Floros, wie kam das Projekt „Confusion/Diffusion“ zustande?

Das Ganze begann 2012, als es zwischen Deutschland und Griechenland kriselte, obwohl das eigentliche Problem ja zwischen Griechenland und der EU bestand. Da Deutschland als die stärkste europäische Wirtschaftsmacht gilt, kam es zu Misstönen. Ich hatte die Nase voll davon. Immer wenn ich nach Griechenland kam, hörte ich dumme Sprüche über die Deutschen und umgekehrt, „Nazis“ auf der einen Seite und „Faulpelze“ auf der anderen. Die tieferen Ursachen der Krise waren damals niemandem richtig klar gewesen, und das Ganze wurde populistisch ausgeschlachtet. Wenn man in beiden Kulturen lebt, greifen solche Zuschreibungen zu kurz. Da muss man seriöser herangehen.

Wie lange pendelst du schon zwischen den beiden Kulturräumen?

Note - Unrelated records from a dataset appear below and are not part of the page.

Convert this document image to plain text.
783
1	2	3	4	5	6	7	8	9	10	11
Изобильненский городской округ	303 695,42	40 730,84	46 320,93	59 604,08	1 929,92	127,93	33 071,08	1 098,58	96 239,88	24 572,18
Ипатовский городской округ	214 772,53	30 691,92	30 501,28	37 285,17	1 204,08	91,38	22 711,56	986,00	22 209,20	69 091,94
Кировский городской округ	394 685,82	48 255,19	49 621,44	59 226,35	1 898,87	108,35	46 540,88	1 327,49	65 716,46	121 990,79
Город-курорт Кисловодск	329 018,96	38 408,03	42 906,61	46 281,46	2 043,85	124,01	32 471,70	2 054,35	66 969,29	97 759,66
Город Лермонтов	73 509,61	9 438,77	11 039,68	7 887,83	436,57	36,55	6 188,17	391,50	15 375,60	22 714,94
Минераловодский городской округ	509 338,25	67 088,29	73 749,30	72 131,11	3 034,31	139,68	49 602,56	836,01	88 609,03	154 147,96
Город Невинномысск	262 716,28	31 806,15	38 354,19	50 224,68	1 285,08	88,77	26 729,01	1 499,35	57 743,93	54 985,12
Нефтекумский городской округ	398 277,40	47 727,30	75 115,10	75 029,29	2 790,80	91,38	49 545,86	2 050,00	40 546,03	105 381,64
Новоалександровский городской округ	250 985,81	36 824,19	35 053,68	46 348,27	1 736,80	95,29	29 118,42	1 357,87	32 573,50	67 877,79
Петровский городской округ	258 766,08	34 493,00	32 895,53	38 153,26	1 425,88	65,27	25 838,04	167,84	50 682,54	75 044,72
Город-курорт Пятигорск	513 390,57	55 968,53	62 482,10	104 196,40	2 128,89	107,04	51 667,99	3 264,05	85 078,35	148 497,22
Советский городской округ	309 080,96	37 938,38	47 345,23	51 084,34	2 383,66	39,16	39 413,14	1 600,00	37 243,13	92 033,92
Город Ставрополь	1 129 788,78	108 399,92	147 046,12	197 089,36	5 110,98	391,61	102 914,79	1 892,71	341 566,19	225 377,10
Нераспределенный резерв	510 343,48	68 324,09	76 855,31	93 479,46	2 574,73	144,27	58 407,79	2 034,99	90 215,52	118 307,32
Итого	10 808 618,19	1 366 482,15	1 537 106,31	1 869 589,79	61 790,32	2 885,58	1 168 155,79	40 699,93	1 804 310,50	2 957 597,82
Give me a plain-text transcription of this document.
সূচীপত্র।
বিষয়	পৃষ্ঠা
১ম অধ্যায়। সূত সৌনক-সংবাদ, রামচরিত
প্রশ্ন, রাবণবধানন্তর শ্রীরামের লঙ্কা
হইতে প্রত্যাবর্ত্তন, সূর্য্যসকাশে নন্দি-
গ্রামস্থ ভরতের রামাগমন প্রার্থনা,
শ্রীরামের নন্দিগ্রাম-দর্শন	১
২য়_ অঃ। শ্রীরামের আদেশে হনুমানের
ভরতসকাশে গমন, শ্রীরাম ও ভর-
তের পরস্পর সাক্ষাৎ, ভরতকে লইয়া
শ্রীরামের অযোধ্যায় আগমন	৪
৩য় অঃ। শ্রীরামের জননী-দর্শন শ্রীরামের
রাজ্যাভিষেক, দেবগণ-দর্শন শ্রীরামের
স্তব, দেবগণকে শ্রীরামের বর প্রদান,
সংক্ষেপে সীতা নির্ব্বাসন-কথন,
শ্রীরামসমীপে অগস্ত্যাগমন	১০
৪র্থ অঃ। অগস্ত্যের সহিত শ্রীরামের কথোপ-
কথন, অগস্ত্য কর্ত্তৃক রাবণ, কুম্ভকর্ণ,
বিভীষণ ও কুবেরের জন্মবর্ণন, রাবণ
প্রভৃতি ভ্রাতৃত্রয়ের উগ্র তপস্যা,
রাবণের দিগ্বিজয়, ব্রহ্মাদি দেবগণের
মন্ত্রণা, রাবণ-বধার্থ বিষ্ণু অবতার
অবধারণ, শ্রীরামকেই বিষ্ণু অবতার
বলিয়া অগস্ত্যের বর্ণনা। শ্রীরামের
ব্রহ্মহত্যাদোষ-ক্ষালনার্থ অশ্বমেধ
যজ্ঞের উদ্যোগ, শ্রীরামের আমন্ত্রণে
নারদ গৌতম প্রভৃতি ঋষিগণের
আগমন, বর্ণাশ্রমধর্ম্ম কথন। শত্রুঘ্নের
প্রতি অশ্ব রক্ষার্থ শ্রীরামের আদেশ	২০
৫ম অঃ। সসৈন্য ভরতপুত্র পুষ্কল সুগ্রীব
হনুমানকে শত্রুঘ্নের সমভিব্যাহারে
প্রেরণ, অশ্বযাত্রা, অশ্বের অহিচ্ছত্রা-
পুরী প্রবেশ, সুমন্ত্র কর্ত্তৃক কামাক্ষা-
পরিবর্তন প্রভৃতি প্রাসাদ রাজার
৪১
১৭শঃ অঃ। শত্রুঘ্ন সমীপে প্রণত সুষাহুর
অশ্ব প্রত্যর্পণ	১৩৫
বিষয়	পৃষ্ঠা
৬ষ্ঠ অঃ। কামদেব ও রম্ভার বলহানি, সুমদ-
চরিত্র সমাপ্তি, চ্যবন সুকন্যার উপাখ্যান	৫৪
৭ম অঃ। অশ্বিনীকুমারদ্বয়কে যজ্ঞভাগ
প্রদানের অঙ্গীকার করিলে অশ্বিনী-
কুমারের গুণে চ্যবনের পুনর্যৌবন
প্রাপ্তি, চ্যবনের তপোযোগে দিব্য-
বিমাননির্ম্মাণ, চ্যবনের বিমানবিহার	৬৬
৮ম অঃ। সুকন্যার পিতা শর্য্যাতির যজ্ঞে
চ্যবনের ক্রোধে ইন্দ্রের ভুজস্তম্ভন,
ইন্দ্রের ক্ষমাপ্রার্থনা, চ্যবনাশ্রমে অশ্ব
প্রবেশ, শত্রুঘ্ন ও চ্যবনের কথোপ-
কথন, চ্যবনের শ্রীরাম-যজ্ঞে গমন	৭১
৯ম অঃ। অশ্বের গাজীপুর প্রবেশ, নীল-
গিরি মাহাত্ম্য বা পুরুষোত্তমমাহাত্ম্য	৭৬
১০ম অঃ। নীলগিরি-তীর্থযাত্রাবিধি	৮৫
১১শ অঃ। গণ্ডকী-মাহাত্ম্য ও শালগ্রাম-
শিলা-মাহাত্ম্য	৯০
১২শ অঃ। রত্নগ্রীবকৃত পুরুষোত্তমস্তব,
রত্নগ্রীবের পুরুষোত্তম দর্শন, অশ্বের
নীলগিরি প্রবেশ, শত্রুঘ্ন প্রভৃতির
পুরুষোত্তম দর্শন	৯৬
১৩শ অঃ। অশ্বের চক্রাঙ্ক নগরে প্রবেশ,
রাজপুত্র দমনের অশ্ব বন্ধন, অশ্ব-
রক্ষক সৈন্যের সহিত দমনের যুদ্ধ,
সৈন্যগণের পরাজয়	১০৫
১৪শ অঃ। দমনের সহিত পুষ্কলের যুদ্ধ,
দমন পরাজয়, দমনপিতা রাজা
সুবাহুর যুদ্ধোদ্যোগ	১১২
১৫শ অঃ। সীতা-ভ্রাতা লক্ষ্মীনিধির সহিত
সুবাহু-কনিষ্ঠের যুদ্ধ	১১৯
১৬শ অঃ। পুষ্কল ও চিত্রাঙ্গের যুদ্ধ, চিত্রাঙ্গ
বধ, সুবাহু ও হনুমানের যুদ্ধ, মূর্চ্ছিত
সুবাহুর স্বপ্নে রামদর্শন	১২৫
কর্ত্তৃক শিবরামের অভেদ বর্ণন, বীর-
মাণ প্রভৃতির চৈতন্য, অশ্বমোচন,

Etwa 15 Jahre, seitdem ich mit Jeanine zusammenlebe. Ich bin seit Anfang der Achtziger-Jahre regelmäßig nach Deutschland gekommen, in meiner Eigenschaft als Jazz- und Improvisationsmusiker. Lange Jahre habe ich mit Peter Kowald und Günter Baby Sommer zusammengearbeitet, an der AdK Berlin bin ich mit dem Orchester von Cecil Taylor aufgetreten. Das ist ein großer amerikanischer Pianist des Free Jazz.

Floridis Bass clarinet

Floros Floridis, ©Dieter Düvelmeyer

Gibt es in Griechenland eine Free-Jazz-Szene?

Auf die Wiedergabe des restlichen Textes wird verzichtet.